I thought I may as well jot down my thoughts in an answer in case somebody looks at this post in the future and has the same doubts.
For example, suppose $$ S = \{ (-t^3, t) : t \in [0, \infty) \} \cup \{ (t^3, t) : t \in [0, \infty) \} \subset \mathbb R^2$$
This is a curve with a kink at $ p = (0,0)$. We want to show that there exists no topology and smooth structure on $S$ such that the inclusion $\iota : S \to \mathbb R^2$ is a smooth immersion.
To proceed, notice that the intersection of $S$ with the unit ball $B_1(\iota(p))$ lies entirely within the wedge $\{ \mathbf x \in \mathbb R^2 : \mathbf n_1 . \mathbf x \geq 0 \} \cap \{ \mathbf x \in \mathbb R^2 : \mathbf n_2 . \mathbf x \geq 0 \}$, where $\mathbf n_1 = (\tfrac {1} {\sqrt 2}, \tfrac {1} {\sqrt 2})$ and $\mathbf n_2 = (-\tfrac {1} {\sqrt 2}, \tfrac {1} {\sqrt 2})$.
Therefore, if $\gamma : (-\epsilon, \epsilon) \to S$ is any smooth curve with $\gamma(0) = p$, then $\mathbf n_1 . \left( \iota\circ\gamma(t) \right)$ and $\mathbf n_2 . \left( \iota\circ\gamma(t) \right)$ have local minima at $t = 0$. This is enough to infer that $\mathbf n_1 . \left( (\iota\circ\gamma) ' (0) \right) = \mathbf n_2 . \left( (\iota\circ\gamma) ' (0) \right) = 0$, which implies that $(\iota\circ\gamma) ' (0) = 0$.
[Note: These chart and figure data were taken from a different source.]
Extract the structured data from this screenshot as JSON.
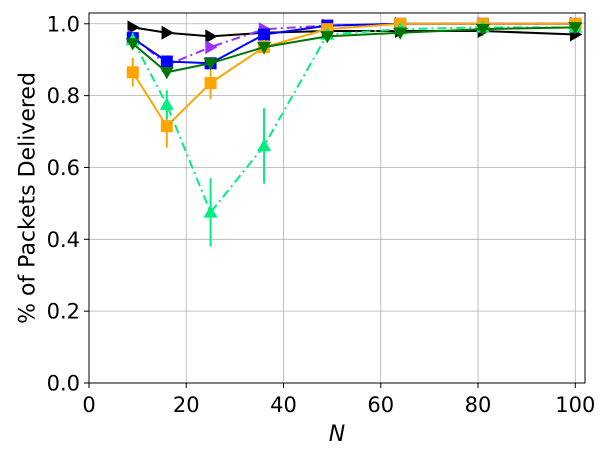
{
  "chart_data": {
    "type": "line",
    "title": "",
    "xlabel": "N",
    "ylabel": "% of Packets Delivered",
    "xlim": [
      0,
      102
    ],
    "ylim": [
      0,
      1.03
    ],
    "xticks": [
      0,
      20,
      40,
      60,
      80,
      100
    ],
    "xtick_labels": [
      "0",
      "20",
      "40",
      "60",
      "80",
      "100"
    ],
    "yticks": [
      0,
      0.2,
      0.4,
      0.6,
      0.8,
      1.0
    ],
    "ytick_labels": [
      "0.0",
      "0.2",
      "0.4",
      "0.6",
      "0.8",
      "1.0"
    ],
    "grid": true,
    "legend": "none",
    "series": [
      {
        "color": "#000000",
        "marker": "triangle-right",
        "dash": "solid",
        "x": [
          9,
          16,
          25,
          36,
          49,
          64,
          81,
          100
        ],
        "y": [
          0.99,
          0.975,
          0.965,
          0.975,
          0.98,
          0.98,
          0.98,
          0.97
        ]
      },
      {
        "color": "#9b30ff",
        "marker": "triangle-right",
        "dash": "dashdot",
        "x": [
          9,
          16,
          25,
          36,
          49,
          64,
          81,
          100
        ],
        "y": [
          0.965,
          0.885,
          0.935,
          0.985,
          0.995,
          1.0,
          1.0,
          1.0
        ]
      },
      {
        "color": "#0000ff",
        "marker": "square",
        "dash": "solid",
        "x": [
          9,
          16,
          25,
          36,
          49,
          64,
          81,
          100
        ],
        "y": [
          0.96,
          0.895,
          0.89,
          0.97,
          0.995,
          1.0,
          1.0,
          1.0
        ]
      },
      {
        "color": "#ffa500",
        "marker": "square",
        "dash": "solid",
        "x": [
          9,
          16,
          25,
          36,
          49,
          64,
          81,
          100
        ],
        "y": [
          0.865,
          0.715,
          0.835,
          0.935,
          0.985,
          1.0,
          1.0,
          1.0
        ],
        "err": [
          0.04,
          0.06,
          0.045,
          0.02,
          0.01,
          0.0,
          0.0,
          0.0
        ]
      },
      {
        "color": "#00ee80",
        "marker": "triangle-up",
        "dash": "dashdot",
        "x": [
          9,
          16,
          25,
          36,
          49,
          64,
          81,
          100
        ],
        "y": [
          0.955,
          0.775,
          0.475,
          0.66,
          0.97,
          0.985,
          0.99,
          0.99
        ],
        "err": [
          0.02,
          0.04,
          0.095,
          0.105,
          0.015,
          0.01,
          0.0,
          0.0
        ]
      },
      {
        "color": "#007700",
        "marker": "triangle-down",
        "dash": "solid",
        "x": [
          9,
          16,
          25,
          36,
          49,
          64,
          81,
          100
        ],
        "y": [
          0.945,
          0.865,
          0.89,
          0.935,
          0.965,
          0.975,
          0.985,
          0.99
        ]
      }
    ]
  }
}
Since $\iota_\star : T_p S \to T_{\iota(p)}(\mathbb R^2)$ is injective, it follows that $T_p S$ is zero dimensional, leading to a contradiction as in my original post.
This approach works for just about any "curve with a kink" that I can come up with. It also works for just about any "surface with a corner" inside $\mathbb R^3$. So this approach does generalise quite well, contrary to the pessimism in my original post.